After nearly seven hours of school and a two hour basketball practice immediately afterward, Bryce Simpson, junior, is exhausted. Most nights, he comes home and unwinds by eating a snack, watching TV and walking his dogs. Once he feels recharged, he starts reading books to get better at basketball.

“Right now, I’m reading ‘The Mamba Mentality’ by Kobe Bryant,” Simpson said. “I like to read books by former and current NBA and college [basketball] players and coaches. These books [help teach me] to do my best every possession because I know that, if I don’t, someone else is going to outwork me and take my spot, leaving me back at square one and trying to get into the [playing] rotation.”

Simpson feels he has gradually benefitted from the books he reads. He said that one of the best examples occurs at the end of practice (which can range between 4:30-5:45 p.m.); rather than feeling exhausted, Simpson uses the excitement of events during practice to finish strong.

“[Sometimes] we wind up practicing for a little longer [than normal] because of the fun we were having as a team and since we want to win the drills,” Simpson said. “[I use] the energy we’re still feeling from practice [so that at] every possession I don’t take a break.”

Basketball wasn’t always the center of Simpson’s life. He said it all changed during middle school, and that now, after completing his homework, he spends almost all his time watching, reading about or playing the sport.

“I started playing basketball in eighth grade, [whereas] everyone else has been playing with and against each other since their elementary school third or fourth grade Pioneer Elite [teams],” Simpson said. “I always just try to work hard and get better each day so that I can do what my coaches need me to do.”

Owen Millikan

Julia Knoll

Owen Millikan

Freshman year changed his athletic plans and schedule in a way that he had never imagined. For Owen Millikan, senior, his forced shift of focus from basketball to volleyball came as a blessing in disguise.

“I got cut [from the basketball team] freshman year, so I just decided to not tryout again any year afterward,” Millikan said. “When I was younger, I was pushed in the direction [of basketball], so it was kind of like the first thing that I knew [because] I’ve just been tall all my life. [When I got cut], playing freshman volleyball opened up [the sport] for me.”

On Mondays, Tuesdays and Wednesdays, Millikan now works out after school in order to perform well during his club volleyball seasons and to prepare for the approaching spring high school season. Although he does not always want to workout, his excitement for the high school season ultimately compels him to fit it into his schedule.

“I’m friends with a lot of the kids I play with at KHS,” Millikan said. “It’s a lot more fun for me because it’s naturally more fun to play with your friends, and it just feels like it’s a faster game.”

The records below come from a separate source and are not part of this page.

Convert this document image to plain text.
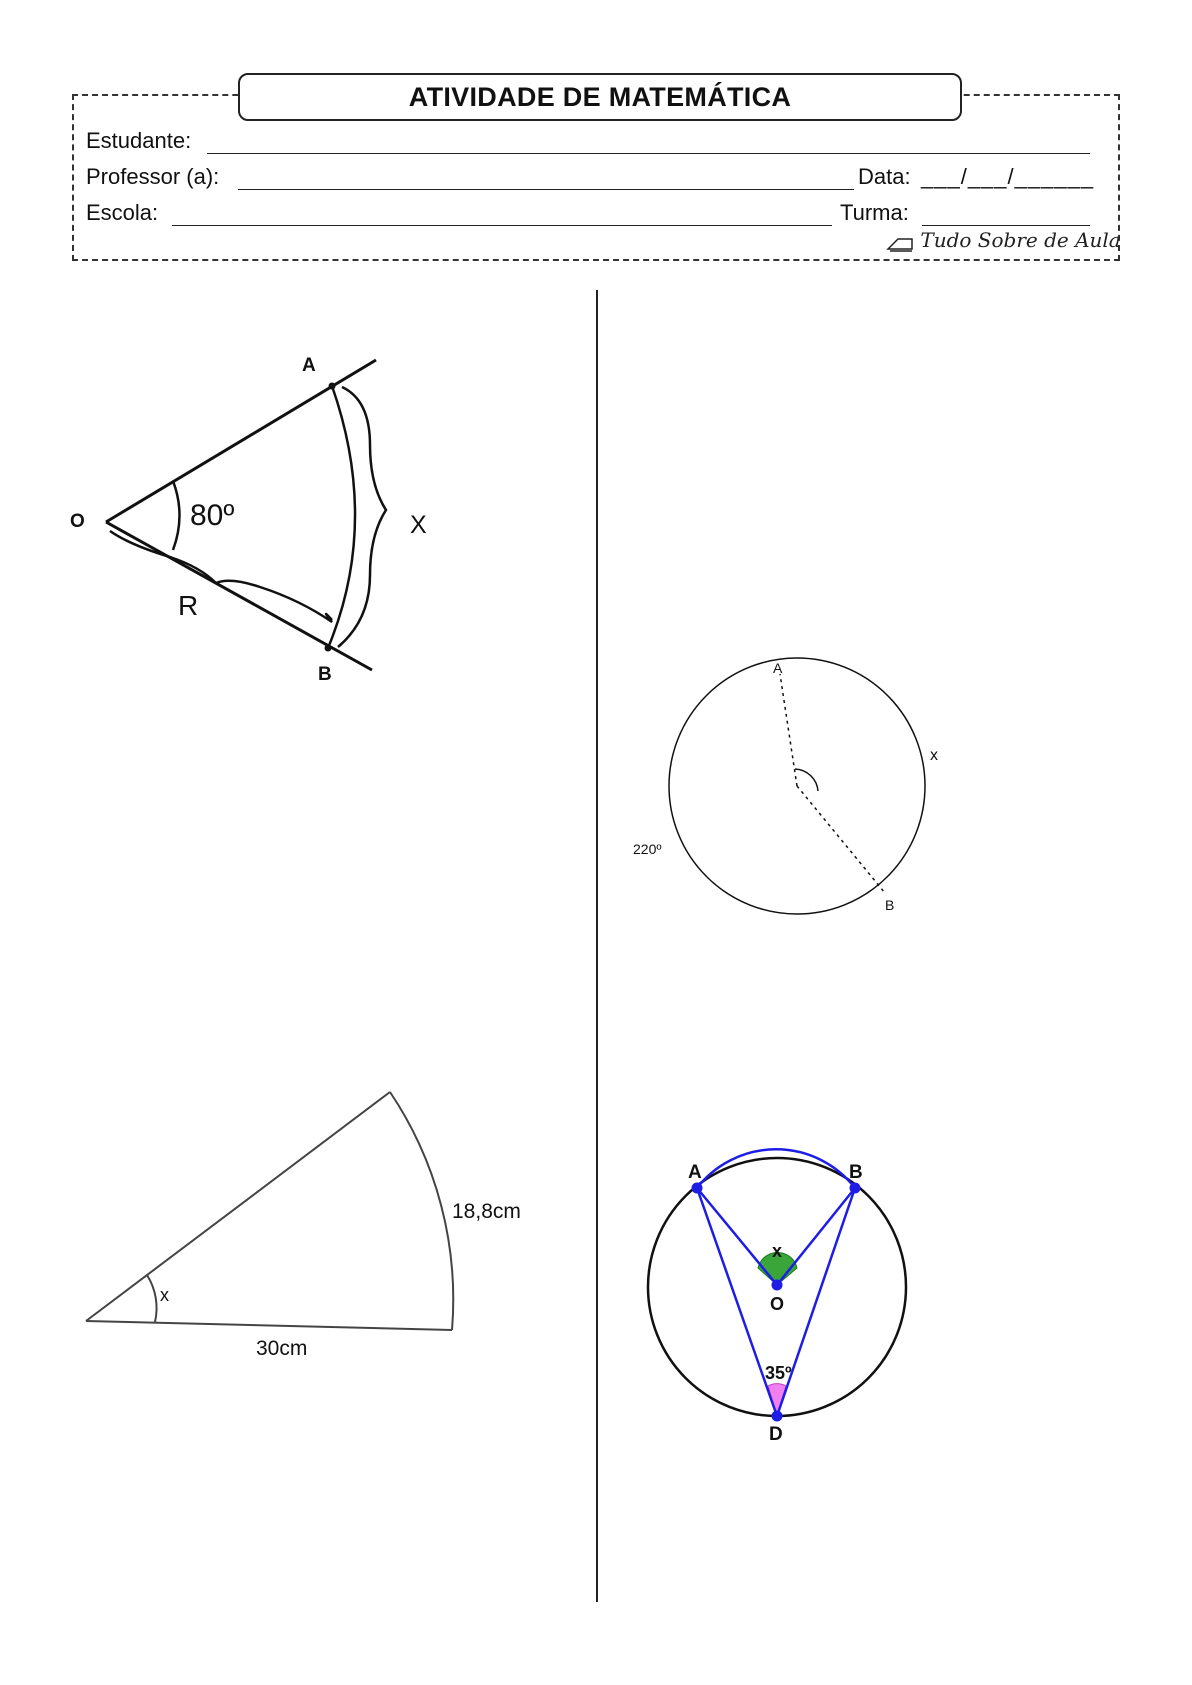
ATIVIDADE DE MATEMÁTICA
Estudante:
Professor (a):	Data: ___/___/______
Escola:	Turma:
Tudo Sobre de Aula
A
O	80º	X
R
B	A
x
220º
B
x
18,8cm
30cm
A	B
x
O
35º
D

Millikan, however, also emphasizes that his personality transcends volleyball, basketball and his 6-foot-7 inch frame. While he believes his height makes him more identifiable, he thinks that it may also make people forget that he, along with other tall students, are just ordinary teenagers.

“People recognize you, which is a good thing, but it sometimes gets to the point that no one knows anything else about you except that you’re tall,” Millikan said. “I normally go home and relax for a little while before doing homework, just as [other people] do. There should be a general expectation for everyone to find what makes you happy [and do it].”